A dengue é um grande problema de saúde global. Infecta milhões de pessoas todos os anos e pode causar doenças debilitantes, causando dor nas articulações, erupções cutâneas e febre. Sem uma vacina eficaz, a melhor maneira de prevenir a dengue é atacar os mosquitos que a transmitem. A dengue é transmitida por mosquitos do Aedes e estamos em guerra há décadas com um arsenal de repelentes, armadilhas e inseticidas. Mas os mosquitos lutaram. O Aedes aegypti, principal vetor da dengue, está se tornando resistente a muitos inseticidas e isso dificultará o controle da população de mosquitos a longo prazo.
 
A Wolbachia pipientis é uma bactéria intracelular observada pela primeira vez há 70 anos, em mosquitos da espécie Culex pipiens. Sua descoberta ocorreu em 1926, mas poucas pesquisas foram realizadas sobre o tema até 1972. Desde 1990, mais de 1.500 estudos científicos sobre a Wolbachia foram publicados em periódicos científicos.
 
Estudos recentes demonstraram que esta bactéria é amplamente presente entre os invertebrados e pode ocorrer naturalmente em até 60% de todos os insetos do mundo, incluindo borboletas e diversos mosquitos, como o Culex, o comum ‘pernilongo’. Apesar desta ampla gama de hospedeiros, a Wolbachia não é infecciosa e não é capaz de infectar vertebrados, incluindo os humanos.
 
A característica intracelular da Wolbachia (vive apenas dentro de células) impõe limitações significativas na sua capacidade de dispersão, uma vez que ela só pode ser transmitida verticalmente (de mãe para filho) por meio do ovo da fêmea de mosquito. Como resultado, o sucesso da Wolbachia está diretamente ligado à capacidade de reprodução do inseto.
 
Curiosamente, a Wolbachia confere uma vantagem reprodutiva devido à chamada ‘incompatibilidade citoplasmática’: fêmeas com Wolbachia sempre geram filhotes com Wolbachia no processo de reprodução, seja ao se acasalar com machos sem a bactéria ou machos com a bactéria.

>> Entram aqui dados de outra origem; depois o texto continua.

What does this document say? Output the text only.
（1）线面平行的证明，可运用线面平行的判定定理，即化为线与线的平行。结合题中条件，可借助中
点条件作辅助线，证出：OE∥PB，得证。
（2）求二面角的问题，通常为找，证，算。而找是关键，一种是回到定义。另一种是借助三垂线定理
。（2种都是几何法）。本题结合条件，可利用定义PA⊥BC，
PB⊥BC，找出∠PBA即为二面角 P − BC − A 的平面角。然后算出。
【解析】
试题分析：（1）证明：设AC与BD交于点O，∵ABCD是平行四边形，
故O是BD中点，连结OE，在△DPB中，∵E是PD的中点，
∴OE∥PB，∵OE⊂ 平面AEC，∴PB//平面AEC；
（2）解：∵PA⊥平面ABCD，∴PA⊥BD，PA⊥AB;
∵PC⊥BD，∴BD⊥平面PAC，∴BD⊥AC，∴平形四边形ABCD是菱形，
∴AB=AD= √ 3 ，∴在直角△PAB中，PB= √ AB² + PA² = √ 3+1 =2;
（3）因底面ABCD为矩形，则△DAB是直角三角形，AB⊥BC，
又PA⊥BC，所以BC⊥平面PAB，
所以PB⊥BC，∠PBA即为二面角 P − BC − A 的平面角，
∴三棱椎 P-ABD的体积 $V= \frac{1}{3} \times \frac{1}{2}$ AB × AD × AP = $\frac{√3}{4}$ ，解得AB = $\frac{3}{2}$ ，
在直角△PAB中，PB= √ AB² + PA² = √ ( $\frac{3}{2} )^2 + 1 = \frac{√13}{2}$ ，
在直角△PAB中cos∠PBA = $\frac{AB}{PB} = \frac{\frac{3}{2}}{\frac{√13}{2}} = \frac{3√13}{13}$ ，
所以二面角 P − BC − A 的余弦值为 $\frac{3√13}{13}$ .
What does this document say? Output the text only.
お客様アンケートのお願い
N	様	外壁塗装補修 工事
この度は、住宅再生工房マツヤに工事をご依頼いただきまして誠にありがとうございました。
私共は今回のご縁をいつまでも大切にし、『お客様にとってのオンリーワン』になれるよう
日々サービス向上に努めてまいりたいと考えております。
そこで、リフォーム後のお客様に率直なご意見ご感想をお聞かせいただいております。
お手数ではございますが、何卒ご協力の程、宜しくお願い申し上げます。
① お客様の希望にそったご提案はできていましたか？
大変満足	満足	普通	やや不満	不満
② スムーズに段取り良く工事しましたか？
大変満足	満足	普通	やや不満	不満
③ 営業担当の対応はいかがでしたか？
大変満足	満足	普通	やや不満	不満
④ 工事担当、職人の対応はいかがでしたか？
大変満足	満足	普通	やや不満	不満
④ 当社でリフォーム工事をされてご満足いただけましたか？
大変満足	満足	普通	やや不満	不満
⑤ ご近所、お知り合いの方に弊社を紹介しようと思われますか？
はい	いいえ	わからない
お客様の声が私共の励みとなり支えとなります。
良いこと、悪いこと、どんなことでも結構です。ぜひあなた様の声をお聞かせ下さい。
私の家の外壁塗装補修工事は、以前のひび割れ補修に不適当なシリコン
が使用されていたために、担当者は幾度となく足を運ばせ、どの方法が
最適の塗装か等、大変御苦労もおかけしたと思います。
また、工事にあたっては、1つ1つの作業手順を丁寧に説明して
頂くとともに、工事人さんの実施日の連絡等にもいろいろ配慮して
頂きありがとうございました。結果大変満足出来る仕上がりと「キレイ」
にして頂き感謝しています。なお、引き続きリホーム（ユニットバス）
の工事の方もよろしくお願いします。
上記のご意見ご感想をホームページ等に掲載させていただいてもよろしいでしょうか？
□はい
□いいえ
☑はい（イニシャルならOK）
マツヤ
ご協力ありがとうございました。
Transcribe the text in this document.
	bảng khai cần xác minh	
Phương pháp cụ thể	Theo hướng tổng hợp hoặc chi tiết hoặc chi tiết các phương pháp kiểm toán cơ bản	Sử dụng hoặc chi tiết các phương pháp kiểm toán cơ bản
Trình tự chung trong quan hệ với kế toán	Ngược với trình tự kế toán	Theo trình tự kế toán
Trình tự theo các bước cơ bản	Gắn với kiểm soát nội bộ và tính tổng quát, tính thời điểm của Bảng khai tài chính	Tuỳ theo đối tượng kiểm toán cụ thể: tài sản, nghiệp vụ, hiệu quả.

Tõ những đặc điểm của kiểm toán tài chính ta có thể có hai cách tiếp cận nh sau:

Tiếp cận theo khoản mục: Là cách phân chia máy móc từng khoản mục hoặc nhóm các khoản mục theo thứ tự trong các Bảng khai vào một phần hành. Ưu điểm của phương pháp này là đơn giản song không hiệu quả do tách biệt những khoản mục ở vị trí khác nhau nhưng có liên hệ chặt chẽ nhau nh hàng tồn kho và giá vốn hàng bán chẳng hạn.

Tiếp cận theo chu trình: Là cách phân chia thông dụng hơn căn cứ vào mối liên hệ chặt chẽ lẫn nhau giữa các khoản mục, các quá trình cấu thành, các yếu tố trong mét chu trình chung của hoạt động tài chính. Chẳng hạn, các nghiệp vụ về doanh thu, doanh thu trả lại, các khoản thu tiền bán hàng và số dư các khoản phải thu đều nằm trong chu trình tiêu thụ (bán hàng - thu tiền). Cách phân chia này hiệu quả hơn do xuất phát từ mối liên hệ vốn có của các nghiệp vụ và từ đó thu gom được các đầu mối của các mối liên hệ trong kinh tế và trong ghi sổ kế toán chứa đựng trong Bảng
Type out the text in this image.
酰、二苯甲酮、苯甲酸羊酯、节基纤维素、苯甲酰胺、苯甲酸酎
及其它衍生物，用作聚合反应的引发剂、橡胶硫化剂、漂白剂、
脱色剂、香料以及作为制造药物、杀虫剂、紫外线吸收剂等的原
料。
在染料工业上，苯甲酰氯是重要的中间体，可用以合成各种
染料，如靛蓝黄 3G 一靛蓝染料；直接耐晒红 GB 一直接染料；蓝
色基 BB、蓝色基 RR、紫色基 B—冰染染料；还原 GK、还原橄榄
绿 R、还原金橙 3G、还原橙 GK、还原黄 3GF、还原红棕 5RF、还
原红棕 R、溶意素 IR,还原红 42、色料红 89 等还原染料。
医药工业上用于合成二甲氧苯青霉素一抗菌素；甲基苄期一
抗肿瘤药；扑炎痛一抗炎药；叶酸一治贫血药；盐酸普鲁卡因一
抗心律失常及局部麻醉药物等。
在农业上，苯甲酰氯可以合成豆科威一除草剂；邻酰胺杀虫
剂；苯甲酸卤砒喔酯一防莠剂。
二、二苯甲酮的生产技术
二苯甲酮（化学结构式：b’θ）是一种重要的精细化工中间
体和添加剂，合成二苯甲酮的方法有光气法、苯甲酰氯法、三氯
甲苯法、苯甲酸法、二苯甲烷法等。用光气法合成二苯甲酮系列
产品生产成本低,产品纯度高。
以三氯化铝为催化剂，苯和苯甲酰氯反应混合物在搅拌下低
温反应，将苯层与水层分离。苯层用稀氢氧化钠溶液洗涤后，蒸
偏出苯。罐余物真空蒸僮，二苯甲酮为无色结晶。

E, quando as fêmeas sem Wolbachia se acasalam com machos com a Wolbachia, os óvulos fertilizados morrem.
 
Inicialmente, com poucos Aedes aegypti com Wolbachia na população de mosquitos, a vantagem reprodutiva será pequena. Mas, com as sucessivas gerações, o número de mosquitos machos e fêmeas com Wolbachia tende a aumentar até que a população inteira de mosquitos tenha esta característica. Por isso, uma vez estabelecido o método em campo, em determinada localidade, os mosquitos continuam a transmitir a Wolbachia naturalmente para seus descendentes, dispensando a necessidade de intervenções adicionais.

A Fundação Oswaldo Cruz (Fiocruz) retomou o programa de liberação de mosquitos Aedes aegypti com a bactéria Wolbachia, que os impede de transmitir a dengue, a zika e a chikungunya. O programa estava suspenso há três meses por causa da pandemia do novo coronavírus e a retomada será gradual no Rio de Janeiro. As liberações vão durar 16 semanas, sempre no período da manhã e por meio do veículo identificado como “Saúde Fiocruz”.  Os mosquitos que carregam a Wolbachia vão se reproduzir com os Aedes aegypti que já estão no ambiente e criar uma nova geração com a bactéria, que impede o desenvolvimento do vírus da dengue, da zika, chikungunya e também da febre amarela.